On Friday, 9/28, Grumpy (Dave) came by loaded with an arsenal of testing equipment to get to the bottom of the "hole" issue of the depressed midrange of the 2235 and more specifically, 2205J recently recharged and reconed as a 2235 by Orange County Speaker (OCS).
Sitting drinking my morning coffee, I looked out the windows at about 9:00 a.m. and Dave is walking up the walk. We had talked about the date and time, and not hearing anything (Dave was out of town), I wasn't sure this was going to happen. But Dave was right on time and it did.
First order of business was load software onto my laptop for the test. Dave brought the Parts Express Woofer Tester 2 along with his Mac laptop with the necessary software to determine the differences and possible reason that I was getting a "suck-out" in the 600-900 Hz range. I'm sure that Dave will chime in and tell us exactly what was done, but I know that I needed a bunch of nickels to perform some of the testing.
What we found that was OCS used a legitmate JBL 2235 cone and all parameters supported the JBL tag that was still on it. But the BL, reportedly a measure of the magnetic strength in the gap, was down around 17-18 whereas the 2235 specs call for 20. Dave brought two real 2235s along and the measured BLs were 22-24.
This difference (~15% off spec) could account for some roll off, perhaps, and anyone is welcome to chime in here for an educated opinion. Has anyone had a 2205 recharged and measured the BL and if so, what were your results?
While woofer testing was typically performed in Dave's calibrated lap, all in cabinet testing was done with an L200 cabinet. Most tests were performed with one port blocked. Dave's graphics clearly showed the benefits of blocking one port, although at those frequencies the result is less audible than visual in the plots.

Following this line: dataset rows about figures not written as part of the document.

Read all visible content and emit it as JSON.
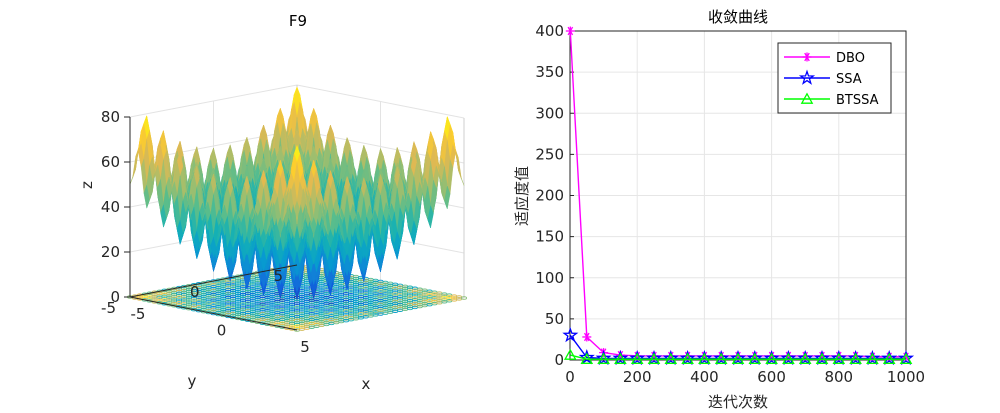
{
  "chart_data": [
    {
      "type": "surface3d",
      "title": "F9",
      "xlabel": "x",
      "ylabel": "y",
      "zlabel": "z",
      "xlim": [
        -5,
        5
      ],
      "ylim": [
        -5,
        5
      ],
      "zlim": [
        0,
        80
      ],
      "xticks": [
        "-5",
        "0",
        "5"
      ],
      "yticks": [
        "-5",
        "0",
        "5"
      ],
      "zticks": [
        "0",
        "20",
        "40",
        "60",
        "80"
      ],
      "function": "Rastrigin: z = sum(x_i^2 - 10*cos(2*pi*x_i) + 10)",
      "colormap": "parula",
      "grid": true
    },
    {
      "type": "line",
      "title": "收敛曲线",
      "xlabel": "迭代次数",
      "ylabel": "适应度值",
      "xlim": [
        0,
        1000
      ],
      "ylim": [
        0,
        400
      ],
      "xticks": [
        "0",
        "200",
        "400",
        "600",
        "800",
        "1000"
      ],
      "yticks": [
        "0",
        "50",
        "100",
        "150",
        "200",
        "250",
        "300",
        "350",
        "400"
      ],
      "grid": true,
      "legend_position": "top-right",
      "x": [
        1,
        50,
        100,
        150,
        200,
        250,
        300,
        350,
        400,
        450,
        500,
        550,
        600,
        650,
        700,
        750,
        800,
        850,
        900,
        950,
        1000
      ],
      "series": [
        {
          "name": "DBO",
          "color": "#ff00ff",
          "marker": "asterisk",
          "values": [
            400,
            28,
            9,
            6,
            5,
            5,
            5,
            5,
            5,
            5,
            5,
            5,
            5,
            5,
            5,
            5,
            5,
            5,
            4,
            4,
            4
          ]
        },
        {
          "name": "SSA",
          "color": "#0000ff",
          "marker": "pentagram",
          "values": [
            30,
            3,
            2,
            2,
            2,
            2,
            2,
            2,
            2,
            2,
            2,
            2,
            2,
            2,
            2,
            2,
            2,
            2,
            2,
            2,
            2
          ]
        },
        {
          "name": "BTSSA",
          "color": "#00ff00",
          "marker": "triangle",
          "values": [
            6,
            1,
            1,
            1,
            1,
            1,
            1,
            1,
            1,
            1,
            1,
            1,
            1,
            1,
            1,
            1,
            1,
            1,
            1,
            1,
            1
          ]
        }
      ]
    }
  ]
}
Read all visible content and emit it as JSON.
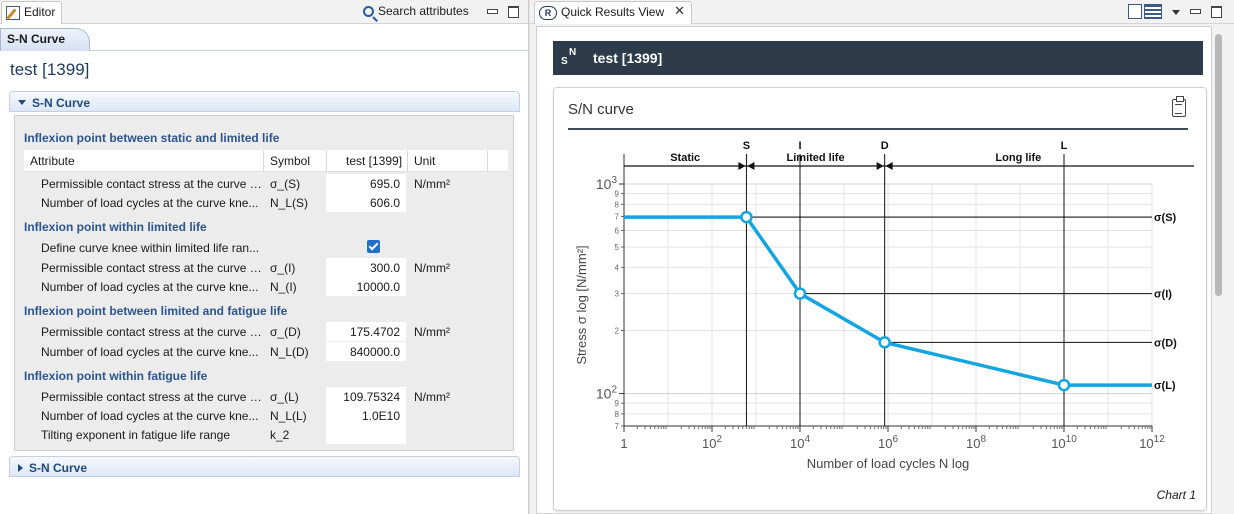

Replacing the Alnico-framed 2205/2235 with a new 2235 in the L200 cabinet did alter the response somewhat, but after many measurements and mic placement changes, we decided to move the speakers relative to the walls. Dave feels that sidewall reflections appear to be the main suckout culprit in the 500-900Hz octave. The real 2235 did exhibit a response similar, though not identical to the 2205/2235 and in these cabinets, in this environment, and using these crossovers did have the dreaded dip in response (that most people don't seem want to acknowledge ).
Scooting the systems closer (inches) to the rear wall helped smooth the response a bit elsewhere.
The day quickly passed and we headed off to Ruby's for lunch. We got back to the house and continued the tests going through various combinations of crossover settings, and slight movements of the speaker and mic placement, and after reinstalling the 2205/2235, testing the right and left speaker for similarity.
BTW, Dave's tests did prove what I asserted all along that a 16 ohm resistor in series with the woofer did smooth out the troublesome 600-900 area to a large extent! (Actually we used a 20 ohm in this case.) I know that many here said that this is strickly taboo (putting a resistor in series with the woofer), but there it is! The really weird thing is, it hardly had any effect on the woofer's volume! Dave has the plots.
When I reconnected the speaker to the amp, because the speaker had now been moved back to the wall (was pulled out) I couldn't see the wires and inadvertantly put the + on the red and - on the black (wrong for my system). I fired up "You're So Far Away" (on Brothers in Arms) and Dave instantly said "something's wrong". He instantly knew the polarity was wrong and the Yamaha's self test agreed.
Later when testing the speakers for similarity, we found differences in the plots because the right tweeter was out of phase. I phased them using a sound level meter looking for the louder volume for a tone near the crossover point. But that portion of the spectrum is suseptible to combing, so that small differences in frequency have large differences in volume. Anyway, Dave's plots clearly showed the difference and both speakers track extremely well together now both in volume and frequency.
According to Dave, the speakers are +/- 3dB from ~40-14KHz (albeit 1/3 octave) and that's still nothing to sneeze at. Some by-ear tweaking of levels for the listening position made the system pretty smooth to listen to (the point, after all). L-R matching for frequency response tracking is within 1/2dB almost throughout the useful bandwidth, according to Dave, in no small part due to my carefully measured speaker placement and fairly symmetrical room.
I looked at the watch and it was now 4:00 p.m. Time for Dave to head back to the family. A lot of data was obtained and there may be some suggestions out of this to make the "keeper" crossovers work even better to fill the hole.
What a great day! Thanks for stopping by Dave!